Here at Madeleines, we’re passionate about great food. It’s even in our motto: ‘All About Food’. Every so often, we’re going to share a recipe from one of our staff. This month, our sales manager, Roxann, shares these delicious chocolate biscuits, with a difference.

‘These biscuits are so easy to make and you can freeze the dough, so you can always have fresh baked cookies when you really need a pick-me-up. The addition of the spice really makes these simple biscuits something special.’


Chocolate Cardamon Cookies
(from, and inspired by Signe Johansen’s Scandilicious Baking – a fantastic recipe book, highly recommended)

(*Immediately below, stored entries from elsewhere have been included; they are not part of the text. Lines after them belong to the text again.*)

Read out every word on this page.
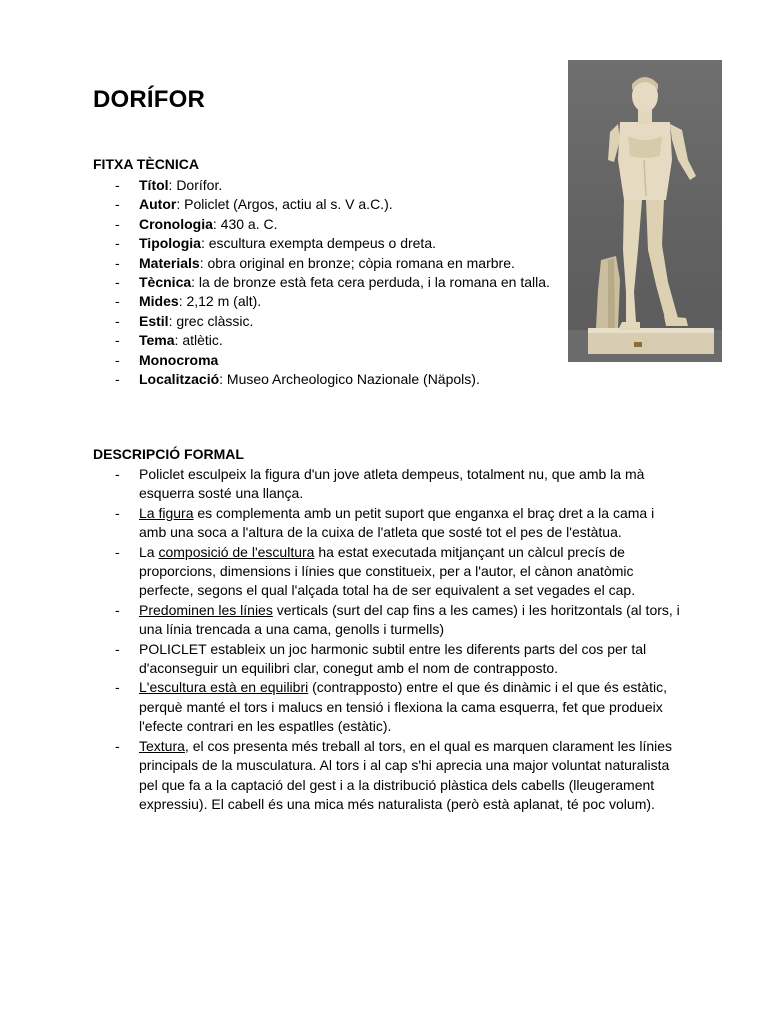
DORÍFOR
FITXA TÈCNICA
- Títol: Dorífor.
- Autor: Policlet (Argos, actiu al s. V a.C.).
- Cronologia: 430 a. C.
- Tipologia: escultura exempta dempeus o dreta.
- Materials: obra original en bronze; còpia romana en marbre.
- Tècnica: la de bronze està feta cera perduda, i la romana en talla.
- Mides: 2,12 m (alt).
- Estil: grec clàssic.
- Tema: atlètic.
- Monocroma
- Localització: Museo Archeologico Nazionale (Näpols).
DESCRIPCIÓ FORMAL
- Policlet esculpeix la figura d'un jove atleta dempeus, totalment nu, que amb la mà esquerra sosté una llança.
- La figura es complementa amb un petit suport que enganxa el braç dret a la cama i amb una soca a l'altura de la cuixa de l'atleta que sosté tot el pes de l'estàtua.
- La composició de l'escultura ha estat executada mitjançant un càlcul precís de proporcions, dimensions i línies que constitueix, per a l'autor, el cànon anatòmic perfecte, segons el qual l'alçada total ha de ser equivalent a set vegades el cap.
- Predominen les línies verticals (surt del cap fins a les cames) i les horitzontals (al tors, i una línia trencada a una cama, genolls i turmells)
- POLICLET estableix un joc harmonic subtil entre les diferents parts del cos per tal d'aconseguir un equilibri clar, conegut amb el nom de contrapposto.
- L'escultura està en equilibri (contrapposto) entre el que és dinàmic i el que és estàtic, perquè manté el tors i malucs en tensió i flexiona la cama esquerra, fet que produeix l'efecte contrari en les espatlles (estàtic).
- Textura, el cos presenta més treball al tors, en el qual es marquen clarament les línies principals de la musculatura. Al tors i al cap s'hi aprecia una major voluntat naturalista pel que fa a la captació del gest i a la distribució plàstica dels cabells (lleugerament expressiu). El cabell és una mica més naturalista (però està aplanat, té poc volum).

100g butter, cold from the fridge
50g caster sugar
1 tsp ground cardamon
90g plain flour
35g cocoa powder
1/4 tsp baking powder
a big pinch of fine sea salt

Blend the butter, sugar and cardamon together in a food processor until you have a paste. Add the flour, cocoa, baking powder and salt and pulse just until you have a dough. Tip the dough onto a big sheet of cling film then roll into a short sausage about 5 cm in diameter. Chill in the fridge for an hour until firm.

Preheat the oven to 170C. Line a baking tray with parchment paper. Use a sharp knife to cut as many thin slices of the dough as you want to bake – they should be about 5 mm thick. Place on the tray then bake for 7-8 minutes – the middle will have risen slightly. Leave to cool on the tray for 5 minutes then transfer to a wire rack to cool completely.

The dough can be kept in the fridge for a few days or in the freezer for a few weeks – just cut off a few cookies at a time. Perfect for unannounced tea-time guests, or late night chocolate cravings. Best eaten on the day you bake them.